Como é sabido, são significativas as diferenças entre o arroz verde, recém-colhido, e o maduro. O fenômeno da alteração após a colheita é conhecido como aging, tratando-se de uma tendência a seguir o processo anabólico de formação do grão até uma relativa estabilização. A percepção do consumidor é de que o arroz, quando é recém-colhido, tende a grudar-se mais ao ser preparado.
Esta constatação é fundamentada e fundamental, bastando lembrar que parte importante do sucesso das cadeias internacionais de lanches rápidos é a constância, independentemente do ponto de venda. São auditorados fatores que vão dos conteúdos ao sabor, passando pela apresentação visual, tanto do produto quanto do estabelecimento.
Ainda sobre a matéria-prima, é importante, na rastreabilidade, ser certificada que a semente utilizada na lavoura de arroz não seja transgênica. Independente de qualquer juízo sobre organismos geneticamente modificados, o relevante é que esta é uma exigência comum no mercado europeu.
Um ponto muito crítico
Pensando em exportar para o exigente e competitivo mercado europeu, uma atenção especial é com a perda de qualidade devido à secagem mal conduzida. Trata-se de um dos pontos mais questionados por ocasião das perguntas em debates internacionais.
Cada vez é maior a exigência para que o arroz seja livre de fumaça, desde a primeira secagem, logo após a colheita. O bandido da história é a madeira verde usada para secagem, “defumando” o arroz com seus produtos da pirólise.
Uma alternativa para evitar a degradação é fazer a armazenagem a frio, reduzindo a atividade metabólica, para secar em algum momento em que os secadores estejam mais disponíveis.

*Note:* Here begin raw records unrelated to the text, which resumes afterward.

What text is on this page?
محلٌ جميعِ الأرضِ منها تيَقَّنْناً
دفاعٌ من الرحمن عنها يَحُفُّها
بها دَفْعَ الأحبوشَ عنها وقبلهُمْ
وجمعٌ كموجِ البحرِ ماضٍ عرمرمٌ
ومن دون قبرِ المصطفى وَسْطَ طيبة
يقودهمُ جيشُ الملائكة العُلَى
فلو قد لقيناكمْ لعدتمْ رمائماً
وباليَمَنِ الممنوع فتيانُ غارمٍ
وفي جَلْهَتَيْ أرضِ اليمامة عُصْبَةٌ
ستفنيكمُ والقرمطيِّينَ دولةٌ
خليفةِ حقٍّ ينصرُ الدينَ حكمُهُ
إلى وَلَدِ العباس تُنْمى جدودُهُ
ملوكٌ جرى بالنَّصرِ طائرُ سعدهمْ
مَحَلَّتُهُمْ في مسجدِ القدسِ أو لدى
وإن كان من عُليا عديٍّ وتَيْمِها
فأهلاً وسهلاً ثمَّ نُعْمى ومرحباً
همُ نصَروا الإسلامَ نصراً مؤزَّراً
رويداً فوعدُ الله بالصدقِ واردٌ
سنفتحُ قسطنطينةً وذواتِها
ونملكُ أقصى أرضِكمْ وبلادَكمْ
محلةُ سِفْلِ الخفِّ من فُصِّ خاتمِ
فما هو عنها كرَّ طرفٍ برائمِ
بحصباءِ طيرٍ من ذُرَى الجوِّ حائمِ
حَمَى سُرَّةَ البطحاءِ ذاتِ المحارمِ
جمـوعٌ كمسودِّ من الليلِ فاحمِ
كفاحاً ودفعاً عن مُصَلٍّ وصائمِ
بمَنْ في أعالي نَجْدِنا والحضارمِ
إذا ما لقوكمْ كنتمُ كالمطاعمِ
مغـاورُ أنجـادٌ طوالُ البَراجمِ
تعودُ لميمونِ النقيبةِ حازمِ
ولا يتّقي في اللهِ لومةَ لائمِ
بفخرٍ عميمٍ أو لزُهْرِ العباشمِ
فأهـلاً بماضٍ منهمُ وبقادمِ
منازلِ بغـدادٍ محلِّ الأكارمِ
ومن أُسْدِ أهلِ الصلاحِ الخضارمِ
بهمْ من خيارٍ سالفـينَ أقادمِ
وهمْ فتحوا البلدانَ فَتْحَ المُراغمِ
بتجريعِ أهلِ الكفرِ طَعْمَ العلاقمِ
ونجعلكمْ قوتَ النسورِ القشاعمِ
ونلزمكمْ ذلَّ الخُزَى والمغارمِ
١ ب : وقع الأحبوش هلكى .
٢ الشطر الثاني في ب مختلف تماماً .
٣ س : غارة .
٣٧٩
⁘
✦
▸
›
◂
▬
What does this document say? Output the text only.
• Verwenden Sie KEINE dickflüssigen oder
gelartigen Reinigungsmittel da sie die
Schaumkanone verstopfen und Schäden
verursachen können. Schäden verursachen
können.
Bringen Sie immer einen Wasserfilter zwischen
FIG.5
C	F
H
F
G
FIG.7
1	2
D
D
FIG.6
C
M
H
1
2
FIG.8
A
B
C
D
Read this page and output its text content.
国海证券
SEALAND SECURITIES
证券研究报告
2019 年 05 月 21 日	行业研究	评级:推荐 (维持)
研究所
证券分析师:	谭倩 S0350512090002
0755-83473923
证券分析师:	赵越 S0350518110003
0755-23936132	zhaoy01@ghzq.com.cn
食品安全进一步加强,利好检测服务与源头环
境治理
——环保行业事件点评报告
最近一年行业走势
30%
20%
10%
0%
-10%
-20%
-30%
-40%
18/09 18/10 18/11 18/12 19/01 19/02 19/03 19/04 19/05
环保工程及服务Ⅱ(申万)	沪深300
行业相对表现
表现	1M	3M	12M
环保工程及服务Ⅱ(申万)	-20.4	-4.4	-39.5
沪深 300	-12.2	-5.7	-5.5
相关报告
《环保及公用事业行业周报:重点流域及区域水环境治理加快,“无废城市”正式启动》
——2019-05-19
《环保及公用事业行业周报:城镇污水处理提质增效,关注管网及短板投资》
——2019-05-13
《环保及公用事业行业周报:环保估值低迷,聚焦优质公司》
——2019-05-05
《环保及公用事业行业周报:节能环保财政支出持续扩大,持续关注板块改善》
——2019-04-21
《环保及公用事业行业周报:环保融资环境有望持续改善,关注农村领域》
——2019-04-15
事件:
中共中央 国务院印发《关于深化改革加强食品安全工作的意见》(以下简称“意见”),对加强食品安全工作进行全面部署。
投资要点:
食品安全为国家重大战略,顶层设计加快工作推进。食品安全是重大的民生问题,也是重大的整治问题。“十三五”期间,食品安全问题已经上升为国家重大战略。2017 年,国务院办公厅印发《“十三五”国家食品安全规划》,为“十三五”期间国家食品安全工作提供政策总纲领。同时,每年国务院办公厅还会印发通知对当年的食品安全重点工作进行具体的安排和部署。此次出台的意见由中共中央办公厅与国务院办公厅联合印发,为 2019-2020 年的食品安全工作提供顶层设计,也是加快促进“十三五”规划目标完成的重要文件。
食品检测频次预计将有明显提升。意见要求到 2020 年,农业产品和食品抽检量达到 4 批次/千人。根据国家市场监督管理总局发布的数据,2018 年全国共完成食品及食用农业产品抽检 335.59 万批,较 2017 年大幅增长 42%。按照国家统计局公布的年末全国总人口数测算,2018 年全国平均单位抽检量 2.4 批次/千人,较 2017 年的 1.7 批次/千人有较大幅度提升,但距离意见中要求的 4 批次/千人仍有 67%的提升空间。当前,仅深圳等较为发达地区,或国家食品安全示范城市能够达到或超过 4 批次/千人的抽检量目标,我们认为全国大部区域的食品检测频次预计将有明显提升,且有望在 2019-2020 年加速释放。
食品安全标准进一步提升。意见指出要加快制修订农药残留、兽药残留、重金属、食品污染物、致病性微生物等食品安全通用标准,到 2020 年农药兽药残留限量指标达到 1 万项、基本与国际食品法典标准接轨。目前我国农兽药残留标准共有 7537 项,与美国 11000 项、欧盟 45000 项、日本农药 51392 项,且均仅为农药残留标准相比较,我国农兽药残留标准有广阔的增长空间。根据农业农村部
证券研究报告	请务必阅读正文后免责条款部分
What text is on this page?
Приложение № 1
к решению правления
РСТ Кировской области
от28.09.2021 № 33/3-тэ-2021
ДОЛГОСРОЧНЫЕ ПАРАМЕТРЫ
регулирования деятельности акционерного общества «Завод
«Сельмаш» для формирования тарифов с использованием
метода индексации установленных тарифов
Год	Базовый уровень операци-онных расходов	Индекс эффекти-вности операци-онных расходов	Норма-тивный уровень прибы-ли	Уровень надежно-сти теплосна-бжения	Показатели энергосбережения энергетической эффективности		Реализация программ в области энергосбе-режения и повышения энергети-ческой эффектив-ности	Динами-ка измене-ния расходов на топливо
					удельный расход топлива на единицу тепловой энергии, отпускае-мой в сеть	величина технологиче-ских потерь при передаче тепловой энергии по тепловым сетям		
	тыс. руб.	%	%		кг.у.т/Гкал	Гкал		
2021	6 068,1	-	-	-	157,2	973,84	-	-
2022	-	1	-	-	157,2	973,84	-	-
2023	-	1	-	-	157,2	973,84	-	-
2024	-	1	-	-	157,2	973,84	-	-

Um caso de sucesso é uma exigência da Associação Brasileira da Indústria de Arroz Parboilizado para os detentores do Selo Abiap. Durante o processamento no engenho, não pode ocorrer contato do arroz com gases de combustão. A solução são os intercambiadores de calor (radiadores).
Este grupo de parboilizadores tem auditoria externa, do Laboratório de Grãos da Ufpel, sendo atribuído o selo somente aos que pratiquem critérios das BPF – Boas Práticas de Fabricação, onde são avaliados processos, insumos e produtos.
Cuidando até o final
Após tanto esforço para gerar um produto de exportação, deve-se ter o cuidado para “não morrer na praia”, muito menos no porão do navio graneleiro.
Lembrando que os cuidados são necessários em todos os pontos, o transporte não pode ser negligenciado. Tem sido creditada às grandes trades a prática de misturar produtos bons com os de qualidade inferior, facilitada pelo transporte a granel. Os contêineres, não obstante agregarem custo, constituem-se em uma solução.
Outra exigência corrente é que o produto exportado deve ser livre de pesticidas e resíduos de expurgo.
Um nicho a ser construído
Finalizando, ao buscar alternativas para agregar valor ao arroz, um destaque fica por conta dos produtos com denominação de origem. Trata-se de um mercado crescente, ainda não explorado pelo Brasil. Mas para entrar nesse nicho não basta boa vontade, sendo necessário que o produto final, além de todos os cuidados citados, tenha um atributo de qualidade que o distinga dos demais e, tão importante quanto isso, que o consumidor identifique este atributo como vantagem e esteja disposto a pagar mais por isso.